The Python module takes two file paths—one for a high-resolution image and one for a low-resolution image of the same area—and returns a high-resolution representation of the low-resolution image.

My Question:
What’s the best way to create a User-Defined Function (UDF) around this Python module?
From the OpenEO documentation, my understanding is that UDFs are typically applied to a single datacube and that the function operates at the pixel level. However, in my case, I need to load two datacubes (from different collections), save them to disk, and then pass their file paths to a backend job that runs the Python function.
Is there any way to implement this approach within OpenEO, or would it require a different strategy?
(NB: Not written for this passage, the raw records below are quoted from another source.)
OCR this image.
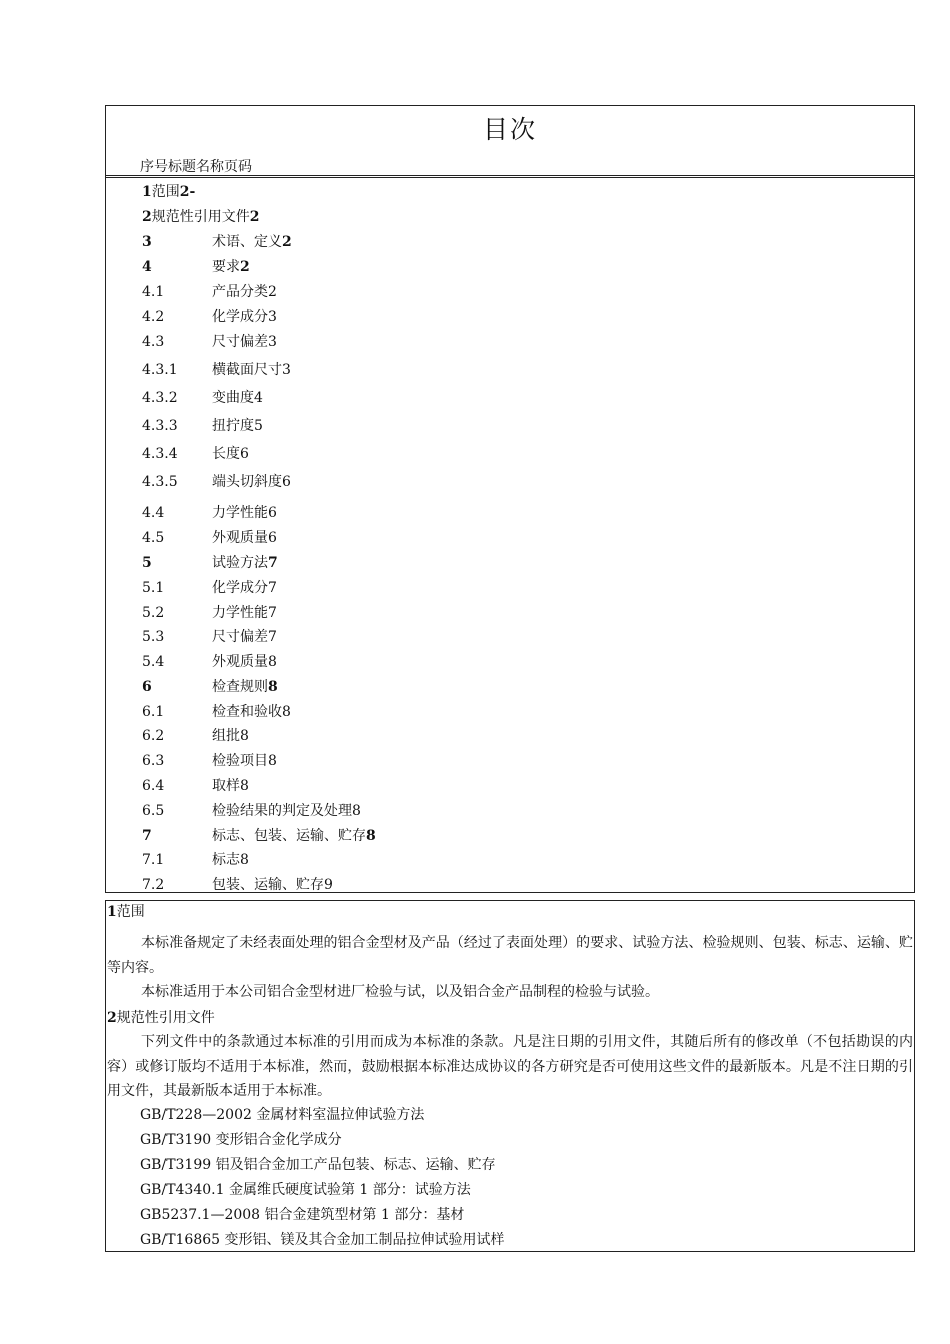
目次
序号标题名称页码
1范围2-
2规范性引用文件2
3	术语、定义2
4	要求2
4.1	产品分类2
4.2	化学成分3
4.3	尺寸偏差3
4.3.1 横截面尺寸3
4.3.2 变曲度4
4.3.3 扭拧度5
4.3.4 长度6
4.3.5 端头切斜度6
4.4	力学性能6
4.5	外观质量6
5	试验方法7
5.1	化学成分7
5.2	力学性能7
5.3	尺寸偏差7
5.4	外观质量8
6	检查规则8
6.1	检查和验收8
6.2	组批8
6.3	检验项目8
6.4	取样8
6.5	检验结果的判定及处理8
7	标志、包装、运输、贮存8
7.1	标志8
7.2	包装、运输、贮存9
1范围
本标准备规定了未经表面处理的铝合金型材及产品（经过了表面处理）的要求、试验方法、检验规则、包装、标志、运输、贮等内容。
本标准适用于本公司铝合金型材进厂检验与试，以及铝合金产品制程的检验与试验。
2规范性引用文件
下列文件中的条款通过本标准的引用而成为本标准的条款。凡是注日期的引用文件，其随后所有的修改单（不包括勘误的内容）或修订版均不适用于本标准，然而，鼓励根据本标准达成协议的各方研究是否可使用这些文件的最新版本。凡是不注日期的引用文件，其最新版本适用于本标准。
GB/T228—2002 金属材料室温拉伸试验方法
GB/T3190 变形铝合金化学成分
GB/T3199 铝及铝合金加工产品包装、标志、运输、贮存
GB/T4340.1 金属维氏硬度试验第 1 部分：试验方法
GB5237.1—2008 铝合金建筑型材第 1 部分：基材
GB/T16865 变形铝、镁及其合金加工制品拉伸试验用试样
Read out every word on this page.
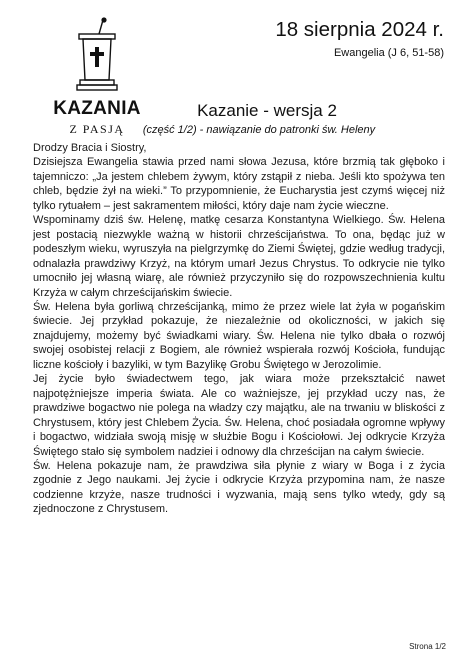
KAZANIA
Z PASJĄ
18 sierpnia 2024 r.
Ewangelia (J 6, 51-58)
Kazanie - wersja 2
(część 1/2) - nawiązanie do patronki św. Heleny

Drodzy Bracia i Siostry,

Dzisiejsza Ewangelia stawia przed nami słowa Jezusa, które brzmią tak głęboko i tajemniczo: „Ja jestem chlebem żywym, który zstąpił z nieba. Jeśli kto spożywa ten chleb, będzie żył na wieki.” To przypomnienie, że Eucharystia jest czymś więcej niż tylko rytuałem – jest sakramentem miłości, który daje nam życie wieczne.

Wspominamy dziś św. Helenę, matkę cesarza Konstantyna Wielkiego. Św. Helena jest postacią niezwykle ważną w historii chrześcijaństwa. To ona, będąc już w podeszłym wieku, wyruszyła na pielgrzymkę do Ziemi Świętej, gdzie według tradycji, odnalazła prawdziwy Krzyż, na którym umarł Jezus Chrystus. To odkrycie nie tylko umocniło jej własną wiarę, ale również przyczyniło się do rozpowszechnienia kultu Krzyża w całym chrześcijańskim świecie.

Św. Helena była gorliwą chrześcijanką, mimo że przez wiele lat żyła w pogańskim świecie. Jej przykład pokazuje, że niezależnie od okoliczności, w jakich się znajdujemy, możemy być świadkami wiary. Św. Helena nie tylko dbała o rozwój swojej osobistej relacji z Bogiem, ale również wspierała rozwój Kościoła, fundując liczne kościoły i bazyliki, w tym Bazylikę Grobu Świętego w Jerozolimie.

Jej życie było świadectwem tego, jak wiara może przekształcić nawet najpotężniejsze imperia świata. Ale co ważniejsze, jej przykład uczy nas, że prawdziwe bogactwo nie polega na władzy czy majątku, ale na trwaniu w bliskości z Chrystusem, który jest Chlebem Życia. Św. Helena, choć posiadała ogromne wpływy i bogactwo, widziała swoją misję w służbie Bogu i Kościołowi. Jej odkrycie Krzyża Świętego stało się symbolem nadziei i odnowy dla chrześcijan na całym świecie.

Św. Helena pokazuje nam, że prawdziwa siła płynie z wiary w Boga i z życia zgodnie z Jego naukami. Jej życie i odkrycie Krzyża przypomina nam, że nasze codzienne krzyże, nasze trudności i wyzwania, mają sens tylko wtedy, gdy są zjednoczone z Chrystusem.

Strona 1/2
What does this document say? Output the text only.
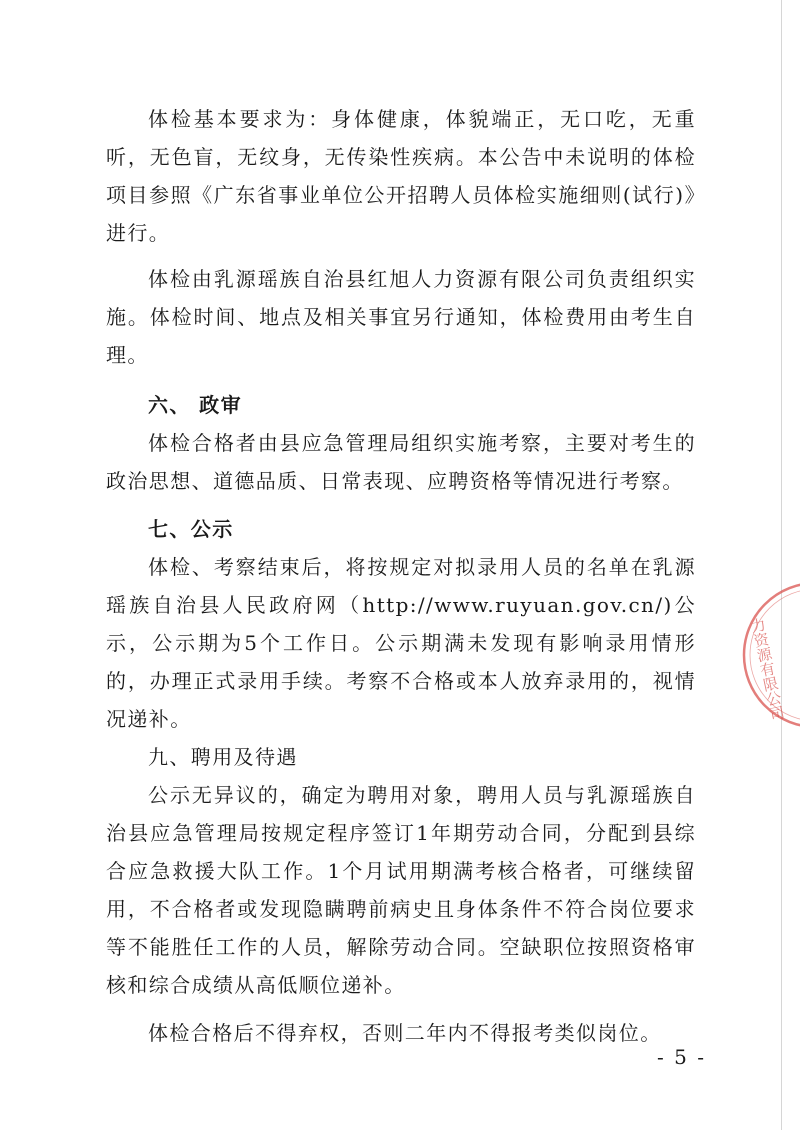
体检基本要求为：身体健康，体貌端正，无口吃，无重听，无色盲，无纹身，无传染性疾病。本公告中未说明的体检项目参照《广东省事业单位公开招聘人员体检实施细则(试行)》进行。

体检由乳源瑶族自治县红旭人力资源有限公司负责组织实施。体检时间、地点及相关事宜另行通知，体检费用由考生自理。

六、 政审

体检合格者由县应急管理局组织实施考察，主要对考生的政治思想、道德品质、日常表现、应聘资格等情况进行考察。

七、公示

体检、考察结束后，将按规定对拟录用人员的名单在乳源瑶族自治县人民政府网（http://www.ruyuan.gov.cn/)公示，公示期为5个工作日。公示期满未发现有影响录用情形的，办理正式录用手续。考察不合格或本人放弃录用的，视情况递补。

九、聘用及待遇

公示无异议的，确定为聘用对象，聘用人员与乳源瑶族自治县应急管理局按规定程序签订1年期劳动合同，分配到县综合应急救援大队工作。1个月试用期满考核合格者，可继续留用，不合格者或发现隐瞒聘前病史且身体条件不符合岗位要求等不能胜任工作的人员，解除劳动合同。空缺职位按照资格审核和综合成绩从高低顺位递补。

体检合格后不得弃权，否则二年内不得报考类似岗位。

- 5 -
力资源有限公司
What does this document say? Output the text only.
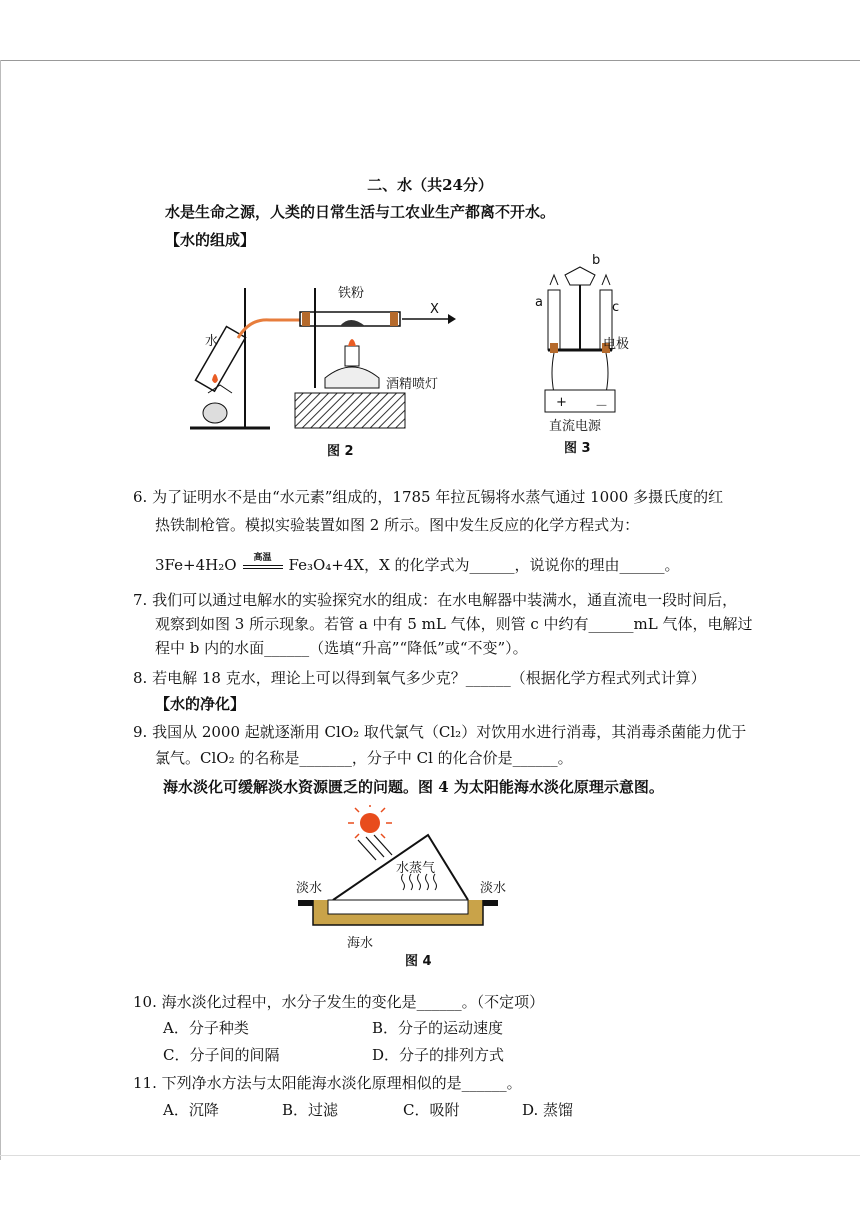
二、水（共24分）
水是生命之源，人类的日常生活与工农业生产都离不开水。
【水的组成】
水
铁粉
X
酒精喷灯
图 2
a
b
c
电极
+ －
直流电源
图 3
6. 为了证明水不是由“水元素”组成的，1785 年拉瓦锡将水蒸气通过 1000 多摄氏度的红
热铁制枪管。模拟实验装置如图 2 所示。图中发生反应的化学方程式为：
3Fe+4H₂O	高温	Fe₃O₄+4X，X 的化学式为______，说说你的理由______。
7. 我们可以通过电解水的实验探究水的组成：在水电解器中装满水，通直流电一段时间后，
观察到如图 3 所示现象。若管 a 中有 5 mL 气体，则管 c 中约有______mL 气体，电解过
程中 b 内的水面______（选填“升高”“降低”或“不变”）。
8. 若电解 18 克水，理论上可以得到氧气多少克？______（根据化学方程式列式计算）
【水的净化】
9. 我国从 2000 起就逐渐用 ClO₂ 取代氯气（Cl₂）对饮用水进行消毒，其消毒杀菌能力优于
氯气。ClO₂ 的名称是_______，分子中 Cl 的化合价是______。
海水淡化可缓解淡水资源匮乏的问题。图 4 为太阳能海水淡化原理示意图。
水蒸气
淡水	淡水
海水
图 4
10. 海水淡化过程中，水分子发生的变化是______。（不定项）
A．分子种类	B．分子的运动速度
C．分子间的间隔	D．分子的排列方式
11. 下列净水方法与太阳能海水淡化原理相似的是______。
A．沉降	B．过滤	C．吸附	D. 蒸馏
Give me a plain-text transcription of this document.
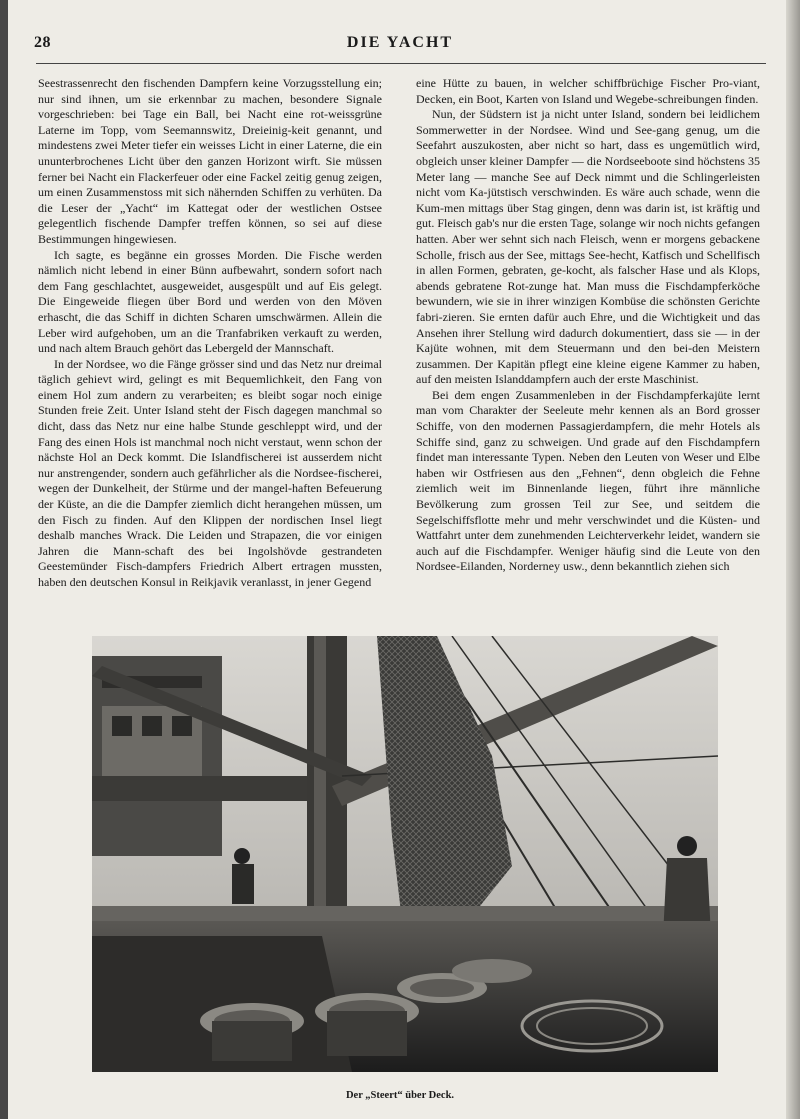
28	DIE YACHT

Seestrassenrecht den fischenden Dampfern keine Vorzugsstellung ein; nur sind ihnen, um sie erkennbar zu machen, besondere Signale vorgeschrieben: bei Tage ein Ball, bei Nacht eine rot-weissgrüne Laterne im Topp, vom Seemannswitz, Dreieinig-keit genannt, und mindestens zwei Meter tiefer ein weisses Licht in einer Laterne, die ein ununterbrochenes Licht über den ganzen Horizont wirft. Sie müssen ferner bei Nacht ein Flackerfeuer oder eine Fackel zeitig genug zeigen, um einen Zusammenstoss mit sich nähernden Schiffen zu verhüten. Da die Leser der „Yacht“ im Kattegat oder der westlichen Ostsee gelegentlich fischende Dampfer treffen können, so sei auf diese Bestimmungen hingewiesen.

Ich sagte, es begänne ein grosses Morden. Die Fische werden nämlich nicht lebend in einer Bünn aufbewahrt, sondern sofort nach dem Fang geschlachtet, ausgeweidet, ausgespült und auf Eis gelegt. Die Eingeweide fliegen über Bord und werden von den Möven erhascht, die das Schiff in dichten Scharen umschwärmen. Allein die Leber wird aufgehoben, um an die Tranfabriken verkauft zu werden, und nach altem Brauch gehört das Lebergeld der Mannschaft.

In der Nordsee, wo die Fänge grösser sind und das Netz nur dreimal täglich gehievt wird, gelingt es mit Bequemlichkeit, den Fang von einem Hol zum andern zu verarbeiten; es bleibt sogar noch einige Stunden freie Zeit. Unter Island steht der Fisch dagegen manchmal so dicht, dass das Netz nur eine halbe Stunde geschleppt wird, und der Fang des einen Hols ist manchmal noch nicht verstaut, wenn schon der nächste Hol an Deck kommt. Die Islandfischerei ist ausserdem nicht nur anstrengender, sondern auch gefährlicher als die Nordsee-fischerei, wegen der Dunkelheit, der Stürme und der mangel-haften Befeuerung der Küste, an die die Dampfer ziemlich dicht herangehen müssen, um den Fisch zu finden. Auf den Klippen der nordischen Insel liegt deshalb manches Wrack. Die Leiden und Strapazen, die vor einigen Jahren die Mann-schaft des bei Ingolshövde gestrandeten Geestemünder Fisch-dampfers Friedrich Albert ertragen mussten, haben den deutschen Konsul in Reikjavik veranlasst, in jener Gegend

eine Hütte zu bauen, in welcher schiffbrüchige Fischer Pro-viant, Decken, ein Boot, Karten von Island und Wegebe-schreibungen finden.

Nun, der Südstern ist ja nicht unter Island, sondern bei leidlichem Sommerwetter in der Nordsee. Wind und See-gang genug, um die Seefahrt auszukosten, aber nicht so hart, dass es ungemütlich wird, obgleich unser kleiner Dampfer — die Nordseeboote sind höchstens 35 Meter lang — manche See auf Deck nimmt und die Schlingerleisten nicht vom Ka-jütstisch verschwinden. Es wäre auch schade, wenn die Kum-men mittags über Stag gingen, denn was darin ist, ist kräftig und gut. Fleisch gab's nur die ersten Tage, solange wir noch nichts gefangen hatten. Aber wer sehnt sich nach Fleisch, wenn er morgens gebackene Scholle, frisch aus der See, mittags See-hecht, Katfisch und Schellfisch in allen Formen, gebraten, ge-kocht, als falscher Hase und als Klops, abends gebratene Rot-zunge hat. Man muss die Fischdampferköche bewundern, wie sie in ihrer winzigen Kombüse die schönsten Gerichte fabri-zieren. Sie ernten dafür auch Ehre, und die Wichtigkeit und das Ansehen ihrer Stellung wird dadurch dokumentiert, dass sie — in der Kajüte wohnen, mit dem Steuermann und den bei-den Meistern zusammen. Der Kapitän pflegt eine kleine eigene Kammer zu haben, auf den meisten Islanddampfern auch der erste Maschinist.

Bei dem engen Zusammenleben in der Fischdampferkajüte lernt man vom Charakter der Seeleute mehr kennen als an Bord grosser Schiffe, von den modernen Passagierdampfern, die mehr Hotels als Schiffe sind, ganz zu schweigen. Und grade auf den Fischdampfern findet man interessante Typen. Neben den Leuten von Weser und Elbe haben wir Ostfriesen aus den „Fehnen“, denn obgleich die Fehne ziemlich weit im Binnenlande liegen, führt ihre männliche Bevölkerung zum grossen Teil zur See, und seitdem die Segelschiffsflotte mehr und mehr verschwindet und die Küsten- und Wattfahrt unter dem zunehmenden Leichterverkehr leidet, wandern sie auch auf die Fischdampfer. Weniger häufig sind die Leute von den Nordsee-Eilanden, Norderney usw., denn bekanntlich ziehen sich

Der „Steert“ über Deck.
I’m quite new to OpenEO, so I might be missing something basic. Any guidance would be greatly appreciated!

jan.van.den.bosch · 13 November 2024 09:31

Hi Marie,

Is my understanding correct that you have an existing function that upsamples a single low-resolution image to the resolution of a high-resolution image and you want to apply this to two OpenEO data cubes?

mlla · 13 November 2024 10:10

Yes, that is correct
Of course I can download the two OpenEO data cubes as images and then run the function locally. but I would like to run the function on the OpenEO Backend instead of locally.

jan.van.den.bosch · 13 November 2024 10:19

In that case OpenEO offers this out of the box with the resample_cube_spatial process so there is no need for a UDF.

Let us know if you have additional questions or encounter any problems with this approach.

Cheers,
Jan

mlla · 13 November 2024 10:39

Okay, then maybe I am explaining it wrong. It is not just resampling, but rather a specific algorithm for “sharpening”.
So the question is more if there is any way to define a UDF that takes two datacubes and returns one?

jeroen.dries · 14 November 2024 13:16

Hi,
currently such a process does not yet exist.
The workaround that others have done before is rather:
bring the low-res datacube to same grid/resolution as high-res cube
then in the udf, you basically have to downsample the low-res bands again, at that point, you have the desired input.

It’s not ideal, but currently the only way.
Specifically for Sentinel-2, there is also a special ‘resolution_merge’ that does something like pansharpening, but I guess you are looking to implement your own algorithm.